Thursday, February 15, 2007

Hapa Hua-Qiao

I'm often asked about my surname. More often, I'm not asked, but I can sense the confusion it creates.

Some people -- always women, interestingly -- commend me for it. Other folks are apparently less sure, or even incredulous, insisting on calling me by my "maiden name" ("bachelor name"?) even if they've known me only since The Switch.

I'll admit, I sometimes don't quite believe it myself. More than once these seven years, I've accidentally called myself "Mark Van Haren." I suspect it's that I, just like the curious people I meet, never expected my name to change. Most (American) girls assume -- or used to? -- that they'll one day change their name. But for me, Van Haren was never my "maiden name", just my name.

Of course, that thinking changed. Having only my wife change her name didn't feel gender-equitable to us. And as a hua-qiao, my wife didn't want to lose the Chinese-ness of her surname. What to do?

Option 1: Both remain unchanged. But we'd lack a common family name. Would it even feel like we're married? What name would the kids take?
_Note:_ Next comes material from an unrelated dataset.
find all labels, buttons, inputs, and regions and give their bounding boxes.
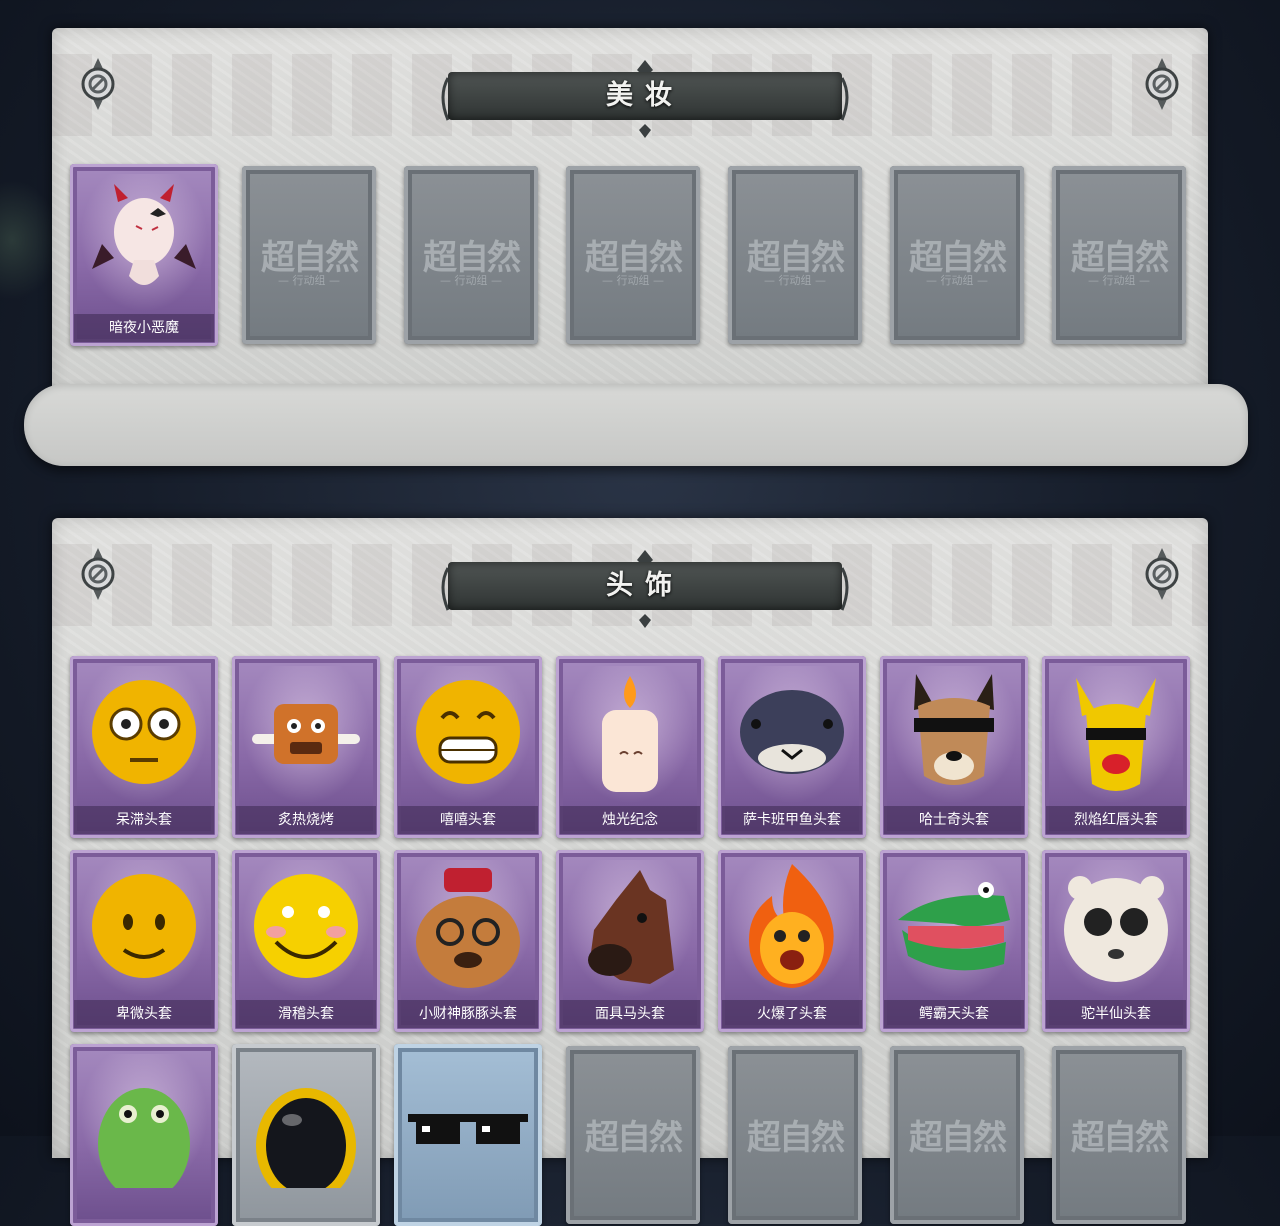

Option 2: Both adopt some brand new name. But what? And that probably doesn't solve the Chinese-ness issue. We'd probably both feel we'd lost something.

In the end, hyphenation seemed the only viable road. In theory, I was good with this. In practice, "Wong-VanHaren" has always been a little difficult to get excited about. "Wong" breaks up the (original) flow of my name, like a middle name I suddenly insisted on always using. And the new moniker got off to a rocky start when, at our wedding, we were pronounced "the new Mr. and Mrs. Wong-VanHaren", and our unwitting assembly of dear friends and family... wait for it... they laughed. Ouch.

Maybe what's weird(est) about it for most people is that the two names are so different. It ain't Smith-Jones or Chang-Wong. I'm a haole guy with a merely hapa-haole name, and I suppose it just looks funny on me, like a kente cloth on an Inuit.

Anyway, just deal with it. :-) I do. Oh, and please try to get it right. It's "Wong-VanHaren," with three -- count 'em, 3 -- uppercase letters and not a single space in the mix.